Patricia Okonta
Staff Attorney
In 2025, Patricia Okonta joined Public Justice as a Staff Attorney in the Student Civil Rights’ Project. Prior to joining Public Justice, Patriciasevered as Assistant Counsel at the Legal Defense Fund (LDF) where she worked on a variety of racial justice cases across the country, including challenging South Carolina Department of Education’s attempts to censor curriculum and erode the quality of public education; discriminatory dress and grooming codes in schools; and the constitutionality of California’s capital punishment scheme. Previously, she served as a law clerk for Chief Judge Margo K. Brodie of the U.S. District Court for the Eastern District of New York and the Honorable Jane B. Stranch in the U.S. Court of Appeals for the Sixth Circuit.
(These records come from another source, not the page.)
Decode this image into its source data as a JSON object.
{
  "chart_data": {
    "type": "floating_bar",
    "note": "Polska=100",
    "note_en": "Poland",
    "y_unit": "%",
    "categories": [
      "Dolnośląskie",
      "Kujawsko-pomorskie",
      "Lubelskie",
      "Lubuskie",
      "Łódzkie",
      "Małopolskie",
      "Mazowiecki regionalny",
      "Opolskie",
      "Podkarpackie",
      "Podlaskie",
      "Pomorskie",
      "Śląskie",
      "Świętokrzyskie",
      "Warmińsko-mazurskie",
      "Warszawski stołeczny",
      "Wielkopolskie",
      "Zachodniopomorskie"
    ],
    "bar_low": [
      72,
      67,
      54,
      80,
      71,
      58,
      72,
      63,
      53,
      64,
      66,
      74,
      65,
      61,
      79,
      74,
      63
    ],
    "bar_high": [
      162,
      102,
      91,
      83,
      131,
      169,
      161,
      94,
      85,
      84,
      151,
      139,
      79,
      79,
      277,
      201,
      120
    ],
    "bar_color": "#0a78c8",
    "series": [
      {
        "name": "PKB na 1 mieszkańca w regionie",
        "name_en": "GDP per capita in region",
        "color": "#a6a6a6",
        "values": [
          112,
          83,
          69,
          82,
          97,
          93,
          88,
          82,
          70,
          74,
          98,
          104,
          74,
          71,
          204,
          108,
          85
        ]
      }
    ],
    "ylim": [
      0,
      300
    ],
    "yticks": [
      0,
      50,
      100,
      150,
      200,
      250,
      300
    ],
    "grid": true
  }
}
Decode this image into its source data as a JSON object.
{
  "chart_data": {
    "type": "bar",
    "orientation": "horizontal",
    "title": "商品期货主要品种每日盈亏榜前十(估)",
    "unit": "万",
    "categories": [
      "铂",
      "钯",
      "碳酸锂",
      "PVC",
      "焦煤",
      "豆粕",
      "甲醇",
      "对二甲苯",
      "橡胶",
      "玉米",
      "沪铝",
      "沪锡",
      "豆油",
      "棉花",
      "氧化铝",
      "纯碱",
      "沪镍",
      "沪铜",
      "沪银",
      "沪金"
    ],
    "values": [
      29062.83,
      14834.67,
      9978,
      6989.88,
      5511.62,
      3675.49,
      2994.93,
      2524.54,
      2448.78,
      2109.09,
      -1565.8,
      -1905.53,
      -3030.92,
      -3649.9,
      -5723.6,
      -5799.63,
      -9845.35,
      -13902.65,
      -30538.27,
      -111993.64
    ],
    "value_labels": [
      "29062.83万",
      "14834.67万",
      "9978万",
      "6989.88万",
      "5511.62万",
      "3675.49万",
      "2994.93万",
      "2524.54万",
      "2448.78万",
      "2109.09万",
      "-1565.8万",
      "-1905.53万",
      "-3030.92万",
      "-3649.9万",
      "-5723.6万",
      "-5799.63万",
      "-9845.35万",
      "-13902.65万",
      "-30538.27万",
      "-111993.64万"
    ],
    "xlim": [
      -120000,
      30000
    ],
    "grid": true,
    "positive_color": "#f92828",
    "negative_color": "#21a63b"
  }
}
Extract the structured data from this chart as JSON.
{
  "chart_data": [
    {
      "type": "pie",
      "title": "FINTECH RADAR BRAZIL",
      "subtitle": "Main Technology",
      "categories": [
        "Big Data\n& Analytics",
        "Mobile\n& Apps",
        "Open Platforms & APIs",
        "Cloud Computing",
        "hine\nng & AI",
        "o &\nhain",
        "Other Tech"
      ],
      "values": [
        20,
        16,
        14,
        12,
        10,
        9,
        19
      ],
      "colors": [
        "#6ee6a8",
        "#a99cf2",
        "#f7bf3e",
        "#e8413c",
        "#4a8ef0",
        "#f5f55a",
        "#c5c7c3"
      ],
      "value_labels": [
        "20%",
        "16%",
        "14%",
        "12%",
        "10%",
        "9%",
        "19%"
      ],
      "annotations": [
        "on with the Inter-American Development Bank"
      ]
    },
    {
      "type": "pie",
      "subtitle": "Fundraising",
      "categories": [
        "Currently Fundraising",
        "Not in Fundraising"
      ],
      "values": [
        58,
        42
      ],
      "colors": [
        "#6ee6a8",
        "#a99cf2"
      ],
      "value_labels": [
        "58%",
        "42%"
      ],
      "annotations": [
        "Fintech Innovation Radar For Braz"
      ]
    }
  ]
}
She also completed a Skadden Fellowship at LDF, where she successfully compelled an Atlanta-based housing provider to eliminate a restrictive screening policy that automatically denied tenant applications from individuals with prior convictions and served as counsel in a 2020 order from the Southern District of Texas enjoining a public school district from enforcing a dress and grooming code against a student that wore culturally significant locs. In addition, Patricia represented an individual on federal death row seeking Section 2255 relief, victims of prison neglect during the height of the COVID-19 pandemic, individuals formerly sentenced as juveniles seeking parole in Mississippi, and families seeking educational equity in Florida.
Patricia received her J.D. from Columbia Law School, as a Harlan Fiske Stone Scholar and Cambell Award Recipient, and served as Executive Editor of the Columbia Human Rights Law Review and former staffer of the Jailhouse Lawyers Manual. She received her B.A., with distinction, from Yale University.